Saturday, October 5, 2013

Theory/Method

            I will be analyzing Twin Peaks storyline of rape through the lens of rape culture, defined as “a complex of beliefs that encourages male sexual aggression and supports violence against women … a society where violence is seen as sexy and sexuality as violent” (Buchwald, Fletcher, & Roth, 2005, p. XI). Rape culture consists of prominent rape myths, which I will also be discussing. Some of those rape myths, as identified by Diana Russell, include, “There is no such thing as rape because if a woman didn’t want to have sex she could easily avoid it … the few rapists who exist are sadistic, crazy psychopaths … rape is the ‘natural outcome of opportunity,’ which is to say that if women give men the opportunity to rape them, men will naturally take it,” (Meyers, 1997, p. 25). I will also be drawing from myths of battering, as identified by Mildred Pagelow, which include, “Those involved are pathological – the woman is masochistic, the batterer is ‘sick’ … the woman provoked him … battering is restricted to lower classes,” (Meyers, 1997, p. 26).  Rape culture exists purely in a misogynistic, patriarchal society where hegemony is necessary in maintaining a culture of rape. Hegemony, as defined by James Lull, is “the power of dominance that one social group holds over others” (Lull, 2011, p. 33). Hegemony is a process of consent that typically benefits a minority group at the expense of a majority group. Twin Peaks is exemplary of rape culture through the way in which it portrays the rapist and by its glorification of Laura Palmer’s rape.

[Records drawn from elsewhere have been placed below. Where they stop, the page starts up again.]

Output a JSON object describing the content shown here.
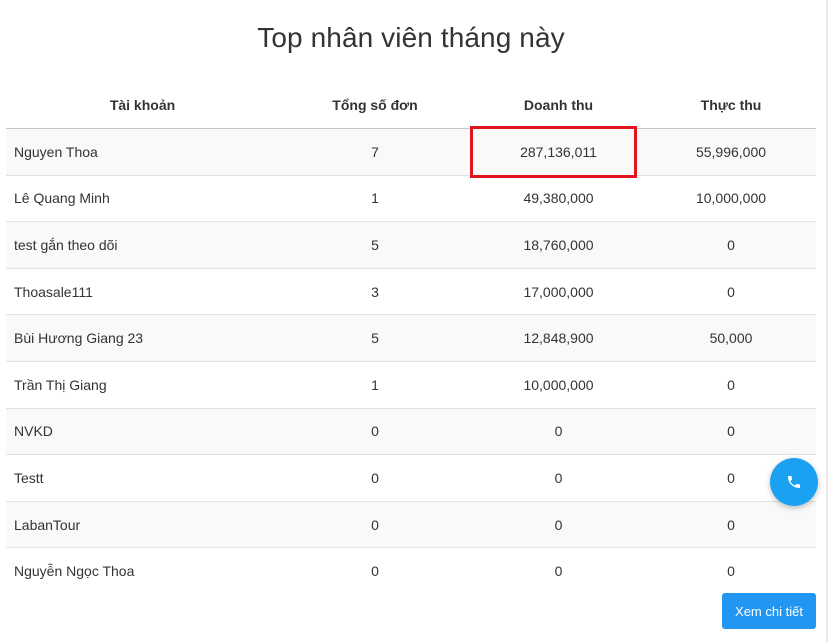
{
  "title": "Top nhân viên tháng này",
  "table": {
    "headers": [
      "Tài khoản",
      "Tổng số đơn",
      "Doanh thu",
      "Thực thu"
    ],
    "rows": [
      {
        "account": "Nguyen Thoa",
        "orders": "7",
        "revenue": "287,136,011",
        "received": "55,996,000"
      },
      {
        "account": "Lê Quang Minh",
        "orders": "1",
        "revenue": "49,380,000",
        "received": "10,000,000"
      },
      {
        "account": "test gắn theo dõi",
        "orders": "5",
        "revenue": "18,760,000",
        "received": "0"
      },
      {
        "account": "Thoasale111",
        "orders": "3",
        "revenue": "17,000,000",
        "received": "0"
      },
      {
        "account": "Bùi Hương Giang 23",
        "orders": "5",
        "revenue": "12,848,900",
        "received": "50,000"
      },
      {
        "account": "Trần Thị Giang",
        "orders": "1",
        "revenue": "10,000,000",
        "received": "0"
      },
      {
        "account": "NVKD",
        "orders": "0",
        "revenue": "0",
        "received": "0"
      },
      {
        "account": "Testt",
        "orders": "0",
        "revenue": "0",
        "received": "0"
      },
      {
        "account": "LabanTour",
        "orders": "0",
        "revenue": "0",
        "received": "0"
      },
      {
        "account": "Nguyễn Ngọc Thoa",
        "orders": "0",
        "revenue": "0",
        "received": "0"
      }
    ]
  },
  "actions": {
    "detail_label": "Xem chi tiết",
    "call_icon": "phone-icon"
  },
  "colors": {
    "accent": "#2196f3",
    "fab": "#1aa1f2",
    "highlight": "#e0151d"
  }
}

Hegemony is present in Twin Peaks through the way that male characters “set the limits – mental and structural – within which subordinate classes ‘live’ and make sense of their subordination”, quoting Hall (Lull, 2011, p. 34). Female-identified characters in the show are granted little to no authority in any situation of importance, and are generally granted few freedoms. How female-identified characters live their lives is constructed purely through the choices of male-identified characters.
In further analyzing how women are represented in Twin Peaks, I will be using Liesbet van Zoonen’s theory of technologies of gender. This is appropriate because van Zoonen’s theory makes the claim that media demonstrate how to perform gender by “accommodating, modifying, reconstructing, and producing disciplining and contradictory cultural outlooks of sexual difference” (van Zoonen, 1994, p. 41).  These demonstrations construct a discourse of gender, or “a set of overlapping and often contradictory cultural descriptions and prescriptions referring to sexual difference which arises from and regulates particular economic, social, political, technological, and other non-discursive contexts” (van Zoonen, 1994, p. 33). Twin Peaks constructs nearly all female-identified characters within a certain discourse of gender and the only deviation from this discourse is applied to characters who are supposed to be seen as perverse, pitied, or comical.

I will be doing this media analysis using all episodes from both seasons of Twin Peaks, which totals 30 episodes. Most of my research will focus on the rape and murder of Laura Palmer, which concluded in episode 10 of season two; however, important gender discourse exists in further episodes of the series. It is important to understand that this discourse continues, even once the murder has been “solved.”